Walking My Path Without Deviations + Daily Runes
My Work, my Rules
Last week, I went to a friend's house to drink Jurema (mimosa tenuiflora) for the first time. Jurema is an sacred medicine from Brazil that's similar to Ayahuasca but more liquid and quite bitter; also unlike Ayahuasca, it requires another plant to promote the natural DMT in the body to flow, Syrian Rue (peganum harmala) in my case that night. I also smoked tobacco and drank binam, a herbal liquor made by the Inga people in Putumayo, Colombia. Overall, it was an interesting experience and the medicine felt gentle, even though the process was quite physical. The other fascinating aspect of this meeting was the conversation: I'd never been to a ceremony with an ancestral plant like this one, where I spent the whole night talking with someone. I must admit I would've liked to remain silent for a moment and rest a bit, but my friend was very eager to share. I felt that he needed to speak, so I did my best to interact with him while also observing the codes in his words.
I went to this meeting with three clear intentions: increasing my Discipline, my Humility and my Respect. I've been feeling the prompts of my Purpose leading me ever deeper and I know that the influence I've been training comes at a price. Reaching greater numbers of people brings a risk of enormous Hubris which I simply can't allow myself. The moment I start thinking of myself as a teacher or guide to others is the moment I start to deviate from my Purpose, and that applies to everyone particularly in spiritual paths. My friend was a great help in this regard because he not only revealed his own pride and prejudice, but also confirmed and deepened observations that I'd made about other people I've met in the context of ancestral ceremonies. He gave me all of the warning signs, then proposed that I accompany him in organizing ceremonies. I agreed to consider it but I was pretty sure that I didn't want to do that. I know I could learn a lot if I agreed, but I just don't feel the calling to engage with shamanic work in that way and, most importantly, I don't think of the medicines as he or others do, I see them as one of many tools, and not my focus at all.
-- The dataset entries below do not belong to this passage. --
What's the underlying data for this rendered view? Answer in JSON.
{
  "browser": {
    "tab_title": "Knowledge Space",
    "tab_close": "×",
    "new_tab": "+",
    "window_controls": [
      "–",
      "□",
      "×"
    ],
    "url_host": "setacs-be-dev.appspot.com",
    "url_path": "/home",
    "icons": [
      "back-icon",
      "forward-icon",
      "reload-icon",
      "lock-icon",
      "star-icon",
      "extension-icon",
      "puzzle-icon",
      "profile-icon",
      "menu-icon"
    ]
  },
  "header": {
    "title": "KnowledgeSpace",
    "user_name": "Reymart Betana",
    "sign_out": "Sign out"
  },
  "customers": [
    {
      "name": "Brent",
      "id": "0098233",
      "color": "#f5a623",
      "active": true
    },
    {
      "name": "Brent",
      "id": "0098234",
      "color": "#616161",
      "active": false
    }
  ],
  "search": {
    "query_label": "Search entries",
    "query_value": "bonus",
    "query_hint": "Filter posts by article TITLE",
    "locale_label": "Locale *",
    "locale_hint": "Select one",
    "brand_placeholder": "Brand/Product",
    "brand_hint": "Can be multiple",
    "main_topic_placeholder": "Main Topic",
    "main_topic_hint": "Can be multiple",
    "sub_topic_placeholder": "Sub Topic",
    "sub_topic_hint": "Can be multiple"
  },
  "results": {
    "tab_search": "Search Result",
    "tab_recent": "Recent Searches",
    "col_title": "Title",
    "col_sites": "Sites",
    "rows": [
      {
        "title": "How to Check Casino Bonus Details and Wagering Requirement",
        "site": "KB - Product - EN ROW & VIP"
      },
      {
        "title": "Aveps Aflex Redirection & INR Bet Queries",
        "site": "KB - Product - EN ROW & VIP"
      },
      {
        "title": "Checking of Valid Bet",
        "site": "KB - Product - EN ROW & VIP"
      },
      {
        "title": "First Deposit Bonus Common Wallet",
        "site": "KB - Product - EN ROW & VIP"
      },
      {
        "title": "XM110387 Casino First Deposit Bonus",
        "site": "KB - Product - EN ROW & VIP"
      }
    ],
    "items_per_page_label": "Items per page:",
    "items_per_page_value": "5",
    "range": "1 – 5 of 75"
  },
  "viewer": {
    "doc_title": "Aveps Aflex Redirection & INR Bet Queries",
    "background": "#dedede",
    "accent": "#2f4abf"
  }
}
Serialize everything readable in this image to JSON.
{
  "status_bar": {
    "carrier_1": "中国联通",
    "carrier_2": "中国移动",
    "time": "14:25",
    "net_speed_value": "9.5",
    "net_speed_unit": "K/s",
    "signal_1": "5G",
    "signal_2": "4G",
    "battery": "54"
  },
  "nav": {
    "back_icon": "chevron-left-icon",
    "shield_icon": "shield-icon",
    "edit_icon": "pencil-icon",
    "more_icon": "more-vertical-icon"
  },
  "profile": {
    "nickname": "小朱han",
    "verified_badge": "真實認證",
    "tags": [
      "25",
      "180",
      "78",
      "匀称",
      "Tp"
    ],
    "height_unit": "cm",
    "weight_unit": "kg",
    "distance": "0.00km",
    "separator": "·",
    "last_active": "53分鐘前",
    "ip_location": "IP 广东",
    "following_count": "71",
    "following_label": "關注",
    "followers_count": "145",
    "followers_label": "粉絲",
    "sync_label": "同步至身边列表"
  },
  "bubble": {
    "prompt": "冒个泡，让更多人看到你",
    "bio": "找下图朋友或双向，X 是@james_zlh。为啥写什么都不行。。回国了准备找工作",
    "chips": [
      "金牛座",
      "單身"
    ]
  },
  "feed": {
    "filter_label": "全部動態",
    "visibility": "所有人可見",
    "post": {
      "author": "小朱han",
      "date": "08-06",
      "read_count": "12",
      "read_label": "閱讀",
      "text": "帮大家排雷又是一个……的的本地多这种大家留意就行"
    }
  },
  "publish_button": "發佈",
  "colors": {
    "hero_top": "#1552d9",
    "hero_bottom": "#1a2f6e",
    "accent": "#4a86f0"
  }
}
This week, I asked my friend Rebeca in Argentina to make a reading for me, intended to provide a general idea of where I'm at regarding my Service, my Sexuality and my Social Life, with the proposal about the ceremonies as a separate investigation. The general reading was really awesome and helped me through a moment of doubt that I was having right then and there, but when we got to the ceremonies, the message sprung with enormous clarity before me. There's too much drama in the world of medicinal ceremonies right now, at least in my country, with powerful and territorial shamans making pacts and imposing their own rules on how to serve. The organizers of ceremonies (including my friend) all have their issues among each other, their confrontations and differences. That's not an environment that I want to get involved in or even observe.
Today, I woke up from a dream where I was invited to take cacao as medicine, and I felt the presence of almost all the Orishas of Yoruba around me, especially Shango and Eleggua. A dog appeared out of nowhere and bit my leg with enormous fury, but the owner laughed and I laughed as well. The dream was calm, but the message therein was just as clear as it was in the cards, namely that this invitation isn't aligned with my Purpose at least for the time being. Before I was offered these visions, I saw the Tiger, my strongest Spirit Animal, as a colossal being before me whose paws were as big as me. I wasn't awed, much less fearful, I welcomed the vision with joy. I felt that the dream was giving me two paths to follow and I know precisely which one I want for myself.
I have my own tools, my own Service. My Purpose has been clear to me for years and I've expanded enormously while following it. What I've learned, I've learned because I've chosen to and every time I see a restriction disallowing me to perform my duties as I see fit, I walk away. I love medicinal plants, I've had great experiences with them, but I attend ceremonies when I'm called, not because it's my responsibility. If I were to join a team to organize ceremonies, I'd have to put aside my own conditions and practices for the sake of others, which isn't wrong in itself, but after what I've seen and heard in those spaces, I don't feel it works for me. Perhaps later I'll harness the opportunity to offer my service in those contexts, but right now, I love what I'm accomplishing on my own.
I receive an honor that grants me access to a new space. I see and feel figures of great power. A dog warns me about a medicine.
You find an important frontier in your process. Cold indicates to you the place where the energy is stagnant, increase your movement, summon greater hear to your body and your space. Embrace, caress and kiss, offer and receive warmth. Say also what you must say, establish healthy limits in your surroundings, speak with certainty, overcome the fear of showing your Truth. Identify the values that are non-negotiable to you, do not give out the slightest sign that you might yield them for any price. The labors and duties of others do not belong to you, you have your own guiding thread, follow your path without deviations. Observe your habits, the conditionings that compel you; many do not work for you, but others are crucial for your evolution. Not every restriction is a prison.